To start with they are made of sugar and they have a soft sugary centre and are coated on the outside with a sugar glaze. I think the main ingredient (after sugar) is butter, so the sweets are soft and very sticky!
So they eat all this sugar and waist lines amongst the middle classes are rapidly expanding. To top it off though, the asian genotype is particularly susceptible to type 2 diabetes, so not only is India heading towards an obesity crises on a scale similar to North America, it has the added problem of diabetes, which is already referred to as a pandemic by the WHO. Even people in their early twenties (usually from the middle classes) are being diagnosed with the problem.
And all this is hardly surprising when you consider the sedentary life styles many middle class Indian people lead. It’s often a case of if you can afford to pay someone else to a job for you, then do it – and when having a maid to come to your house daily who sweeps, washes and cleans for just £10 a month, it’s not hard to see why so many do it! Even things like ironing and laundry are given to someone else to do. I know people who are 25 years old and have never cooked, cleaned, ironed or washed up in their life! (And I’m not just talking about my sister 😉 )
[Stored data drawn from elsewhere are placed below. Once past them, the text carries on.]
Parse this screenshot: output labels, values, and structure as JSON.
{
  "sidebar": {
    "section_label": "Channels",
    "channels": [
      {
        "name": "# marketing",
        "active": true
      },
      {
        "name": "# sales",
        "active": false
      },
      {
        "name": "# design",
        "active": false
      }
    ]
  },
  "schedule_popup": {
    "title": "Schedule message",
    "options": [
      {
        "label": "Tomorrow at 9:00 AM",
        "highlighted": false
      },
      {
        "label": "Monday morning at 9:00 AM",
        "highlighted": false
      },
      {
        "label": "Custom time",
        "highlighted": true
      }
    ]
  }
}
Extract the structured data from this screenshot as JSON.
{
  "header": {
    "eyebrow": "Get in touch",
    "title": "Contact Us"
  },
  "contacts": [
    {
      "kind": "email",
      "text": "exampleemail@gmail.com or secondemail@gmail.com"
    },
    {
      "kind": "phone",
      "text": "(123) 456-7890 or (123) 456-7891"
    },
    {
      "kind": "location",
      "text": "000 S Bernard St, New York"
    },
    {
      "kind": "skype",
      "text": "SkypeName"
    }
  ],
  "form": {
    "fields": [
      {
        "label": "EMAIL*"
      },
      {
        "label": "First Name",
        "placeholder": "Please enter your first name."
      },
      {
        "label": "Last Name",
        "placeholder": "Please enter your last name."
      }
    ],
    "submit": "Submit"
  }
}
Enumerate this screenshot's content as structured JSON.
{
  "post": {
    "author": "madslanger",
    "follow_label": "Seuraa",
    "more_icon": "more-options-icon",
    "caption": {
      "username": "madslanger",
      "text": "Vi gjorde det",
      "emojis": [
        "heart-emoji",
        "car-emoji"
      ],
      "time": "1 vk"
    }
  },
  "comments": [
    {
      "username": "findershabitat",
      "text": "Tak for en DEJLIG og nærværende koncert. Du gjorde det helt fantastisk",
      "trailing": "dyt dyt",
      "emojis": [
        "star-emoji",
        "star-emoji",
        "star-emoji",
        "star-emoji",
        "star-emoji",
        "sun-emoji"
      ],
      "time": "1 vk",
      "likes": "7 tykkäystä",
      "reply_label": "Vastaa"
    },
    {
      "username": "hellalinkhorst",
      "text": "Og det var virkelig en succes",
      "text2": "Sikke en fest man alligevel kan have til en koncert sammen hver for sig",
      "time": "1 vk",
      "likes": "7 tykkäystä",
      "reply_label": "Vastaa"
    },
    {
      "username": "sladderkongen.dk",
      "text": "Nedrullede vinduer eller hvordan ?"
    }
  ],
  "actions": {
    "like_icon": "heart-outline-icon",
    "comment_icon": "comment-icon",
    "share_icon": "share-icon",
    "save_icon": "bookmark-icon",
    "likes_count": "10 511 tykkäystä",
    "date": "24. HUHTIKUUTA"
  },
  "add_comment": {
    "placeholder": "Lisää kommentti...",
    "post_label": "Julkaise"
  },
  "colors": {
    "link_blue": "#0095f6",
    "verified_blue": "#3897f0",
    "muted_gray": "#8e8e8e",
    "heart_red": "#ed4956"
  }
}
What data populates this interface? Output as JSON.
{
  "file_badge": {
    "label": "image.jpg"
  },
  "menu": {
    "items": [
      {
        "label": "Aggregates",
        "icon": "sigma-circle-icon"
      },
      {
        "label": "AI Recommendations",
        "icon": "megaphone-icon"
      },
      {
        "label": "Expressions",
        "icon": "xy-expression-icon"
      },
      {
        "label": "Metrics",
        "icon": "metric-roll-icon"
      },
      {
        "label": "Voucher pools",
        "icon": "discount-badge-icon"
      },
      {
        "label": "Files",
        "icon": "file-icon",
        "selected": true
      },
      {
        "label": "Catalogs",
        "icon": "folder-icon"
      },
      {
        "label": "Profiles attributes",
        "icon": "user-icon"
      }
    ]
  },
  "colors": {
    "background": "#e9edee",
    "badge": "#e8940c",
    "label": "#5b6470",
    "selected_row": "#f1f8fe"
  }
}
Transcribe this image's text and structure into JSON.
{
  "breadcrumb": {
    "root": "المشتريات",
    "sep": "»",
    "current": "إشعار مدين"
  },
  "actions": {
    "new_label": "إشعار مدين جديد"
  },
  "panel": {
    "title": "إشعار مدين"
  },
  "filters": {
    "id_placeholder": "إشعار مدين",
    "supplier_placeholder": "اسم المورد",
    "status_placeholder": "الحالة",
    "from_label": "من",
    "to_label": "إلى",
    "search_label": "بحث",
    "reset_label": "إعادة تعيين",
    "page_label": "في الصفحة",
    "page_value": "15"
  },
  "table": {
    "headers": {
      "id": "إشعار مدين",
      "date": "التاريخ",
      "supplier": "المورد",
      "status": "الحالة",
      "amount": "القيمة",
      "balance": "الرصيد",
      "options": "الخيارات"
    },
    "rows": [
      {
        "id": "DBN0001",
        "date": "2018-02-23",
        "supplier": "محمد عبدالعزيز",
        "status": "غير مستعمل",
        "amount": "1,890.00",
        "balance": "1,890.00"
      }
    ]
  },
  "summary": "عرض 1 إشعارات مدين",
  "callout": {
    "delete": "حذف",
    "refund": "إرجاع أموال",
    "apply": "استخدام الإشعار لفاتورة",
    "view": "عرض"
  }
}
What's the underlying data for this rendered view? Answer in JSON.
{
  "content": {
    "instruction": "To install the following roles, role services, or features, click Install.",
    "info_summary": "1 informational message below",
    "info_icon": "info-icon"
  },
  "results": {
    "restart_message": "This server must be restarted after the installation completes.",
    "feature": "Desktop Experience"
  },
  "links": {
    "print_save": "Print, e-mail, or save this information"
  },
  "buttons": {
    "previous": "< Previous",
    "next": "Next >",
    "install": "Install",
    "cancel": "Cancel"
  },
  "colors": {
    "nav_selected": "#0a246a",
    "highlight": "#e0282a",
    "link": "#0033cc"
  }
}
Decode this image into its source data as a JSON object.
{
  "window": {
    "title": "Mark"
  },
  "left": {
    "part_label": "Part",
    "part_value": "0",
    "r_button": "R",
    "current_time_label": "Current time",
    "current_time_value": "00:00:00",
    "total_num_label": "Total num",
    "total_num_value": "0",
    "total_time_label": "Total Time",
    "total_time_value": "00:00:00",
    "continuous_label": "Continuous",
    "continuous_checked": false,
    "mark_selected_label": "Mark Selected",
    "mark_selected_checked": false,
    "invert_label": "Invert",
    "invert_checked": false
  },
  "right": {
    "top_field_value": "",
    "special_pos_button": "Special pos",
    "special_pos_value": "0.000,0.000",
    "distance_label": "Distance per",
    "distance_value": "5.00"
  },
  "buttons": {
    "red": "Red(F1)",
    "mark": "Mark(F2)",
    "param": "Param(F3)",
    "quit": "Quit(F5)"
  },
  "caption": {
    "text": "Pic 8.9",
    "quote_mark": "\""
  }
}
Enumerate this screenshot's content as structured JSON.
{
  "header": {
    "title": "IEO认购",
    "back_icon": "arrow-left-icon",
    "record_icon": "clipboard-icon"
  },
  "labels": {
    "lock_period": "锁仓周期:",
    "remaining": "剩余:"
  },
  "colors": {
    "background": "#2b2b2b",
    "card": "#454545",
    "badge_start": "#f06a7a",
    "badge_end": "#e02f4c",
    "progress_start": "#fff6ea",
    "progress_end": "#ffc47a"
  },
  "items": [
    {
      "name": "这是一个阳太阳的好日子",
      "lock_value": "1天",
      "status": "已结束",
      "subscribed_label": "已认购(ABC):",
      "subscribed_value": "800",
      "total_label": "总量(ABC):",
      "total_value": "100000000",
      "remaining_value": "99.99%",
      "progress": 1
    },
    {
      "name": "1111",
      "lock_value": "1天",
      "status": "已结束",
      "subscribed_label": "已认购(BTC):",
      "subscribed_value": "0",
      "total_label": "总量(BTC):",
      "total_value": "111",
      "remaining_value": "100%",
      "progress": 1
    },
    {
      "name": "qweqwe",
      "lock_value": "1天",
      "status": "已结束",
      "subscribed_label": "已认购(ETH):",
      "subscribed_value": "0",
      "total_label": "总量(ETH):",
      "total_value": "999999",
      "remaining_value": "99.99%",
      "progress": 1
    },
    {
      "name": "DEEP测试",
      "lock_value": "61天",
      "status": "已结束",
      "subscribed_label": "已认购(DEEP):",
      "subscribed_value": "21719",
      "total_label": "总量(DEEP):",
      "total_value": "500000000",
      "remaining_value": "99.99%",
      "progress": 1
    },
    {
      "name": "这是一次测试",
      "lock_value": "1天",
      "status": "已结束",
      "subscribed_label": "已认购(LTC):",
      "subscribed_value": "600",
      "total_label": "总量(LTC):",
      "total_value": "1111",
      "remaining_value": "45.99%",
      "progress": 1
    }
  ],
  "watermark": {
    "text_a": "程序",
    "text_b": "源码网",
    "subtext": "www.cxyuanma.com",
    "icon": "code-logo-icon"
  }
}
When it comes to physical exercise, it also highlights why India could be on a collision course for a major health crisis. My 2nd floor apartment is a perfect example to show the differences between many Indians and Westerners. Myself and all the expats who visit take the stairs, regardless of what we’re carrying. Indian people who visit always take the lift, both up and down for what is literally two flights of stairs! It actually takes longer to use the lift than to use the stairs!
And it’s just now that I think I’ve discovered the root cause behind it all. Said one of my local friends after reading this post “what, so sugar can make you fat?”
But there may be some hope for obese India yet. Sugar prices are skyrocketing due to a poor harvest and if there is one thing the average Indian is particularly sensitive too it’s food prices.
Note: Sorry for the crappiness of the flow and readability of this post, it was written on my awesome Nokia E75 phone and transferred to my blog.